At first, entering the exhibit hall on Day 2 was disappointing. Attendance was light, and audio booths were organized poorly and scattered throughout the space. The entire show was smaller, by far, than a single hall at Winter NAMM, but the quality of exhibitors was very good. It was mostly small distributors and owner-operated audio companies. PMI, Prism, Rupert Neve, Tonelux, Essential Sound Products, Pro Audio Design, MXL and Antelope Audio were there, to name a few. The bigger players like Sony, Korg and Yamaha were also present. The show had completely different feel than past Summer NAMMs; the floor was more like a large Potluck Conference, the Tucson-based audio event. Exhibitors had extended time to chat, and some had impressive new products. I had a chance to shake hands and chat with Chuck Surack and Mitch Gallagher from Sweetwater who were walking around the show.

Part of the experience of a great trade show is the learning factor, and I learned a lot. Dave Malekpour from Pro Audio Design told me about a remote speaker tuning he did for a studio in Australia. It was a multi-hour Skype session for a client who bought the Augspurger GA-215VS-A3 monitors (which sounded great in the booth). It was a test case offered to save the client about $9,000, and it ended up being the solution—they were pleased with the results.

I had a great chat with Karl Kussmaul of Sony about the company’s PHA-1 portable headphone amp. It has a built-in D/A converter (24-bit/96kHz), mini jack, micro USB, iOS device inputs and 1-inch and 1/8-inch outputs, and a built-in battery. It is a pocket unit that steps up the quality of a portable listening device.

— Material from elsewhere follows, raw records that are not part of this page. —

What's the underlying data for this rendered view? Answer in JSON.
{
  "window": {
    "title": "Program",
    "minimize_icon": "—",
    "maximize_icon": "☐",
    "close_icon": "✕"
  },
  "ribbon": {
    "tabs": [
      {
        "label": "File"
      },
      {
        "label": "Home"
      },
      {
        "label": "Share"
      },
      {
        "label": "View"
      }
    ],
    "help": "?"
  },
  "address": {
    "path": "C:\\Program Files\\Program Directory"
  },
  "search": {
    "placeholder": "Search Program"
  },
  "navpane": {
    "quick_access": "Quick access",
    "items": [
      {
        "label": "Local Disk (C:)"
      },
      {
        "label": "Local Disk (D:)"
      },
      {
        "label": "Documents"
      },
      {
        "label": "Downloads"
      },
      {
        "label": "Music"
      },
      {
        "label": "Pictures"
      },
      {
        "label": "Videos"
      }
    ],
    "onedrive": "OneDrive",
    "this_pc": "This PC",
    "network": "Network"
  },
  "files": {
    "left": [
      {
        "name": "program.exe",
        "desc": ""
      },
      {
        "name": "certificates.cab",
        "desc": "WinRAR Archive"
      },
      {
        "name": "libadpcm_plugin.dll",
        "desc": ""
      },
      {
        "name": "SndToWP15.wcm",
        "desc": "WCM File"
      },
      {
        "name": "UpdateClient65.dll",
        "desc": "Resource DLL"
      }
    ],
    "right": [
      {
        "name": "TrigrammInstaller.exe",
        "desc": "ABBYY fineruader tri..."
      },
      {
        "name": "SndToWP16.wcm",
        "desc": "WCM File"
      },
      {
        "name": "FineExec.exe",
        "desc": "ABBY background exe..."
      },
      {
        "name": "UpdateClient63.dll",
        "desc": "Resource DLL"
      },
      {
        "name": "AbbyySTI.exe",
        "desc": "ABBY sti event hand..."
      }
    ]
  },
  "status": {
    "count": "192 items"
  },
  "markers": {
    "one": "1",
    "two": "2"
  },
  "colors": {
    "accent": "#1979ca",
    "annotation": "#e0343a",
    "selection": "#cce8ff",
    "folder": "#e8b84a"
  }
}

I got a sneak peak at an IO/preamp/converter coming out later this year (I promised not to name names, but it’s impressive). I also saw the latest version of a product I’d been following for a few years now. It’s not strictly audio but it affects what we record—guitars. Tronical has brought its tuning system down to a much simpler system where you don’t have to alter your instrument. Calling it elegant is an understatement. The microprocessor-controlled, servo-based tuners all sit on the headstock and it is amazing. I’m a guitar player and I immediately “got it.” Check it out at

So has Summer NAMM returned? I was impressed. Another factor that may drive its return is cost of exhibiting, which, according to one exhibitor, was very affordable. The show, on the last day, was mobbed. It was open to the public (anyone can get in for $25), making it seem more like Winter NAMM. Next year it will grow for certain and I think this show may be a contender. It’s well between other big audio shows, it’s well-positioned, back where it should stay, in the greatest city for music and audio recording on the planet: Nashville, Tennessee.